Mulan is exquisite and packed with action, destined to become a Disney classic, because it tells the tale of a fierce female hero. Does it have the depth of emotion of other Disney favorites?
New Zealand film director, Niki Caro, has created an epic film, with meticulously choreographed stunts and battle scenes shot with precision on both geometrically defined and lush locations. Australian cinematographer, Mandy Walker (Hidden Figures) uses all the angles which Carol shows in rapid succession to show Mulan’s extraordinary prowess as a warrior.

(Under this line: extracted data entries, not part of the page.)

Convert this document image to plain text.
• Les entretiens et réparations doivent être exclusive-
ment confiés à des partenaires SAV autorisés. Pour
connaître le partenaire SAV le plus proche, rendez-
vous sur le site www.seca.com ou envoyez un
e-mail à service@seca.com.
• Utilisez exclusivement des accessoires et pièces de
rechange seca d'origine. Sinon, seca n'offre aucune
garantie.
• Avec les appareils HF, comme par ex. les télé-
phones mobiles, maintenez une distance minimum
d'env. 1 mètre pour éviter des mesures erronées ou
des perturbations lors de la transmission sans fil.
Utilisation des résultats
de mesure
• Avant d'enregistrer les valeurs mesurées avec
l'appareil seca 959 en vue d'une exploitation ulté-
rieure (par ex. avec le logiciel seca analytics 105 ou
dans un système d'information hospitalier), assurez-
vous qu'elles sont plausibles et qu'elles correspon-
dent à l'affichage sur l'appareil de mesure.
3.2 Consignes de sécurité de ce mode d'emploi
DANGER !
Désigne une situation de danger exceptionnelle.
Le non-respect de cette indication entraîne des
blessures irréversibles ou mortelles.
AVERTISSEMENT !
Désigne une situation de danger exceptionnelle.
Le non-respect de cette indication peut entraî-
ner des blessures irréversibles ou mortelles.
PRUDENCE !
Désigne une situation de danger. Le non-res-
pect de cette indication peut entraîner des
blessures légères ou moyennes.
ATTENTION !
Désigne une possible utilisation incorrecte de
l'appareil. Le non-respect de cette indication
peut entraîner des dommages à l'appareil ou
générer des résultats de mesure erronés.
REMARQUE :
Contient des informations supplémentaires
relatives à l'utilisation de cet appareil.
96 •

Caro makes Mulan a driven young woman who is eminently relatable. Yifei Liu’s portrayal of Mulan succeeds because she is shown as both beautiful and strong, powerful still vulnerable. But at the same time, it also depicts her respectful relationship to her father as being traditional and eventually, progressive. Will she be able to follow the inscriptions of being loyal, brave and true on her father’s sword?
This story is based on legendary versions of Mulan about young girls who turned warriors. “The Ballad of Mulan” has been traced to the Northern Dynasties of China from 386 to 581 AD. There have been several versions in addition to Disney’s 1998 animated Mulan. But instead of being voiced by big name actors who were not all Asian, this film has an all Asian cast.
Liu as Mulan makes for a good role model for young girls. She trained for 3 months, 7 hours a day to get the moves right for the action scenes. But she was already a quadruple threat who beat out 1,000 other young actresses who auditioned for the role. This accomplished martial artist, already knew how to wield a sword, ride a horse, and she sings “Reflection,” Disney’s signature Mulan song in Chinese over the end credits.
Magic plays a central role. Characters, both good and evil possess “Qi” (Chee), believed to be a vital element forming part of any living entity. Qi means “air” but can also be thought to be “material energy, life force”, or “energy flow.” Mulan shows right from the first entertaining scene of her as a child on a chicken-chase through her village and leaping fearlessly over roofs that she possesses special powers. Her father, honored warrior Zhou (Tzi Ma), recognizes that the Qi is strong in her. When the Emperor decrees a male from each family must serve in his army to defend the kingdom, Mulan steals her father’s sword and armor and pretends to be a boy to serve in his place.
Mulan is challenged by Xianniang ((Li Gong) who recognizes the young woman as force equal to hers. Xinniang had good intentions as a young girl, but after being rejected and discounted her whole life, just for being a woman, she turned bitter. Referred to as a witch, she is able to shape shift, and transform to attack as a predatory bird. This is where the script really stands out in giving us a feminist take on how Mulan and Xianniang are not all that different. They are both fighting to be recognized for themselves.
But Xianniang uses her power in her alliance with the evil Böri Khan (Jason Scott Lee, The Jungle Book, Dragon: The Bruce Lee Story) whose back-story explains wanting revenge on the Emperor, (Jet Li, Forbidden Kingdom). Lee plays a frightening and formidable villain well who will stop at nothing to avenge his family.
The power of the movie is that the script keeps the audience enthralled and involved. Usually, epic action movies lose their mojo during the non-battle sequences, but Mulan’s journey pretending to be a man, learning how to be a warrior and the interactions with her fellow soldiers never lag.
Mulan’s her rapid transformation from a dutiful, obedient daughter forging a new path of strength and leadership as a full-fledged member of the battalion moves a little too quickly. We do think there could have been more of a light, Disney touch interacting with her “fellow” soldiers. There isn’t much comedy in this film. It’s all very serious.
But the battle scenes really pay off delivering abundant thrills. Dozens of warriors in colorful, especially red, detailed costumes with swords, spears and arrows flying everywhere make for epic battles. No worries about it getting too brutal for kids. In true Disney style, even though there is death and destruction, there is a minimum of blood seen on the screen. It’s certainly more tame than many video games.
Disney films usually bring a tear to your eye and Mulan comes close with it’s emphasis on family. Director Niki Caro has translated the animated Mulan well into an elegant, exciting and well executed live action version. This is a female centric film, both in front and behind the camera. There’s plenty of “she” to go alongside the Disney “Qi.”